3. The physical health visualization detection platform according to claim 1, characterized in that: The specific steps for the dynamic 3D visual model generation unit to generate the dynamic 3D visual model are as follows: The measured 3D visual models output by the measured 3D visual model generation unit are obtained in chronological order to form a model sequence; For the measured 3D visual models at adjacent time points, linear interpolation or spline interpolation algorithms are used to generate intermediate frame models in the time dimension; The original model and the generated intermediate frame model are concatenated in sequence along a common timeline to form a coherent dynamic 3D visual model.

4. The physical health visualization detection platform according to claim 1, characterized in that: In the physical health trend analysis unit, the physical health data collected according to a preset period includes body mass index, body fat percentage, muscle mass, basal metabolic rate, cardiorespiratory endurance and bone density. The modeling of physical health trends using time series analysis algorithms includes using long short-term memory networks or dynamic time warping algorithms to generate physical health trend curves and extracting trend features including slope, fluctuation amplitude and seasonality patterns.

5. The physical health visualization detection platform according to claim 1, characterized in that, The physical health trend analysis unit is also used to perform correlation analysis between the trend characteristics and the probability of health events, identify physical change patterns associated with specific health events, and integrate the identified physical change patterns into the measured three-dimensional visual model or dynamic three-dimensional visual model in the form of superimposed curves or heat maps.

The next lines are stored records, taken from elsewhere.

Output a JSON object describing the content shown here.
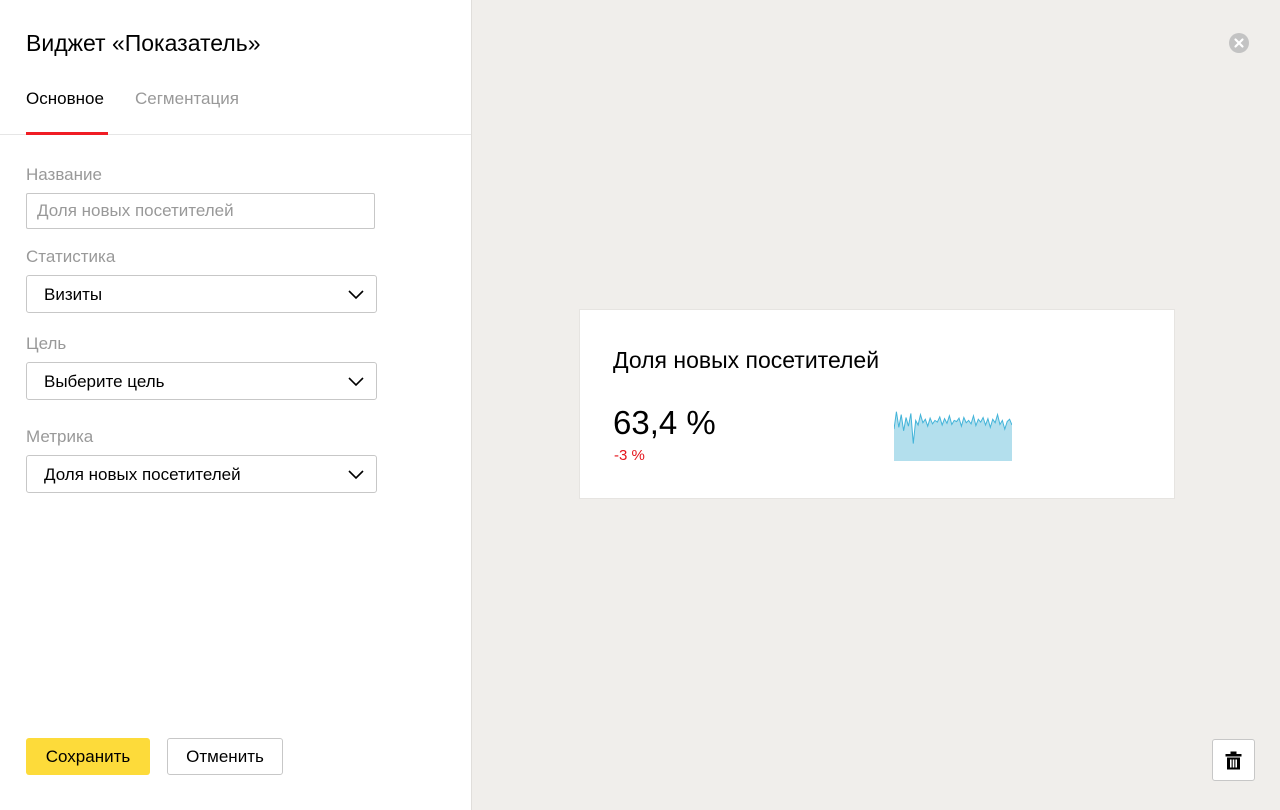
{
  "dialog": {
    "title": "Виджет «Показатель»",
    "tabs": [
      {
        "label": "Основное",
        "active": true
      },
      {
        "label": "Сегментация",
        "active": false
      }
    ]
  },
  "form": {
    "name": {
      "label": "Название",
      "placeholder": "Доля новых посетителей",
      "value": ""
    },
    "statistics": {
      "label": "Статистика",
      "value": "Визиты"
    },
    "goal": {
      "label": "Цель",
      "value": "Выберите цель"
    },
    "metric": {
      "label": "Метрика",
      "value": "Доля новых посетителей"
    }
  },
  "actions": {
    "save_label": "Сохранить",
    "cancel_label": "Отменить"
  },
  "preview": {
    "title": "Доля новых посетителей",
    "value": "63,4 %",
    "delta": "-3 %",
    "sparkline": [
      55,
      85,
      58,
      80,
      52,
      75,
      60,
      82,
      30,
      70,
      62,
      80,
      66,
      72,
      60,
      74,
      64,
      70,
      67,
      76,
      62,
      73,
      65,
      78,
      63,
      70,
      68,
      74,
      60,
      75,
      66,
      70,
      64,
      78,
      61,
      72,
      67,
      75,
      62,
      73,
      58,
      72,
      66,
      80,
      63,
      70,
      55,
      68,
      72,
      62
    ],
    "colors": {
      "fill": "#b3dfed",
      "line": "#43b4d9",
      "delta": "#e5141b"
    }
  },
  "icons": {
    "close": "close-circle-icon",
    "delete": "trash-icon",
    "dropdown": "chevron-down-icon"
  },
  "colors": {
    "accent": "#f01d24",
    "save_button": "#fddb3a",
    "background": "#f0eeeb"
  }
}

6. The physical health visualization detection platform according to claim 1, characterized in that, In the fusion prediction unit, the prediction feature library includes the patient's static physical characteristics, which include age, gender, and genetic background data. The prediction model that integrates physical factors using machine learning algorithms includes training with ensemble learning algorithms or deep learning models, using the probability of health events or the quantitative value of nursing effects as labels, and performing stratified training for different physical types to obtain a physical-specific prediction sub-model.

7. The physical health visualization detection platform according to claim 6, characterized in that, During real-time prediction, the fusion prediction unit matches the corresponding constitution-specific prediction sub-model based on the patient's current physical health data to generate a prediction result that includes constitution weights.

8. The physical health visualization detection platform according to claim 1, characterized in that, The fusion prediction unit compares the generated corrected prediction results with the measured data and continuously updates the parameters of the prediction model using an online learning mechanism.